A new paper, co-authored with Yongming Shen, Tianchu Ji, and Mike Ferdman has been accepted to appear at FPL2018.

A preprint is available here, and an extended version is available on arXiv.

Abstract—To cope with the increasing demand and computational intensity of deep neural networks (DNNs), industry and academia have turned to accelerator technologies. In particular, FPGAs have been shown to provide a good balance between performance and energy efficiency for accelerating DNNs. While significant research has focused on how to build efficient layer processors, the computational building blocks of DNN accelerators, relatively little attention has been paid to the on-chip interconnects that sit between the layer processors and the FPGA’s DRAM controller.

We observe a disparity between DNN accelerator interfaces, which tend to comprise many narrow ports, and FPGA DRAM controller interfaces, which tend to be wide buses. This mismatch causes traditional interconnects to consume significant FPGA resources. To address this problem, we designed Medusa: an optimized FPGA memory interconnect which transposes data in the interconnect fabric, tailoring the interconnect to the needs of DNN layer processors.

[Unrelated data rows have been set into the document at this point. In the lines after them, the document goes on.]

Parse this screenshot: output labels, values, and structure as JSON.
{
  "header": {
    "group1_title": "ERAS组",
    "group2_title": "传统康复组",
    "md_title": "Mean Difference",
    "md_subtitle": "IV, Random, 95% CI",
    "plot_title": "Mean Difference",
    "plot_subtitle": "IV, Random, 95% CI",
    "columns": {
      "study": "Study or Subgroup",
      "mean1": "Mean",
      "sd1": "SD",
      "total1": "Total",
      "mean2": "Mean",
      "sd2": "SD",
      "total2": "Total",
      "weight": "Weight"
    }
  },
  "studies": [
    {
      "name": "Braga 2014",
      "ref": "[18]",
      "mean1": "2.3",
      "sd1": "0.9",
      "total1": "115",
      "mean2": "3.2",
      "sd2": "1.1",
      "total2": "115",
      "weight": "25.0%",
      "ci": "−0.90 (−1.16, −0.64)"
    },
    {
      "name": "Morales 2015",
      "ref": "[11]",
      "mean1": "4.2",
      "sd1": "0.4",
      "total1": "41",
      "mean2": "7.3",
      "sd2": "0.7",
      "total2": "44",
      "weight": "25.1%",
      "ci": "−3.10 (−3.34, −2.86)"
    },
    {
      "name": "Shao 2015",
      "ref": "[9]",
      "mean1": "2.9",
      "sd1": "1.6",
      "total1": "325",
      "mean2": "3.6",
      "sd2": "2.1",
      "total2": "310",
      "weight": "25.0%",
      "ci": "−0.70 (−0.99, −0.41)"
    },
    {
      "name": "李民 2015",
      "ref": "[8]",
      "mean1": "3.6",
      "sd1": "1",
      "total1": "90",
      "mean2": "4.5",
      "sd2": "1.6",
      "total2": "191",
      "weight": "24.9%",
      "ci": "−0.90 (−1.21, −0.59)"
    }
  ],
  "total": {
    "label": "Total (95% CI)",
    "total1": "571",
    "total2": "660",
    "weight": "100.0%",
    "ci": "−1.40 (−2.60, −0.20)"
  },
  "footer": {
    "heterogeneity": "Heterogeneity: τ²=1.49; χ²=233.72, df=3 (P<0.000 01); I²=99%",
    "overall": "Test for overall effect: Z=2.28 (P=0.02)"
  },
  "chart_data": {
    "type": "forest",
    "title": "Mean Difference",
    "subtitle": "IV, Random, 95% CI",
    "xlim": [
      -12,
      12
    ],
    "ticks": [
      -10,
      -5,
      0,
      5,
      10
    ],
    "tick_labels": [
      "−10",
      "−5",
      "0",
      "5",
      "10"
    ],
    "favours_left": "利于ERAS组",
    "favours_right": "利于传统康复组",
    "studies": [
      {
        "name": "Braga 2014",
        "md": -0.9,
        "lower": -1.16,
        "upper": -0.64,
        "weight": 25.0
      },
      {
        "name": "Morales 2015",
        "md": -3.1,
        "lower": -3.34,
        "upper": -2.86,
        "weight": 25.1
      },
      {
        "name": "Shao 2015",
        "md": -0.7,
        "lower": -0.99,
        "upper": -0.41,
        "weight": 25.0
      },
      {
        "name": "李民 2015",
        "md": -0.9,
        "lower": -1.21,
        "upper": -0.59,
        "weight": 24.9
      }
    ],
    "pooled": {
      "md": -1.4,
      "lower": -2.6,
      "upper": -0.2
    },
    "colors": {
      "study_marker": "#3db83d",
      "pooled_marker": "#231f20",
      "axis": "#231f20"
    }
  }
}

Compared to a traditional FPGA interconnect, our design can reduce LUT and FF use by 4.7x and 6.0x, and improves frequency by 1.8x.

Citation: Yongming Shen, Tianchu Ji, Michael Ferdman, and Peter Milder. “Medusa: A Scalable Memory Interconnect for Many-Port DNN Accelerators and Wide DRAM Controller Interfaces.” To appear at the 28th International Conference on Field Programmable Logic and Applications (FPL), 2018.

 

This entry was posted on May 22, 2018.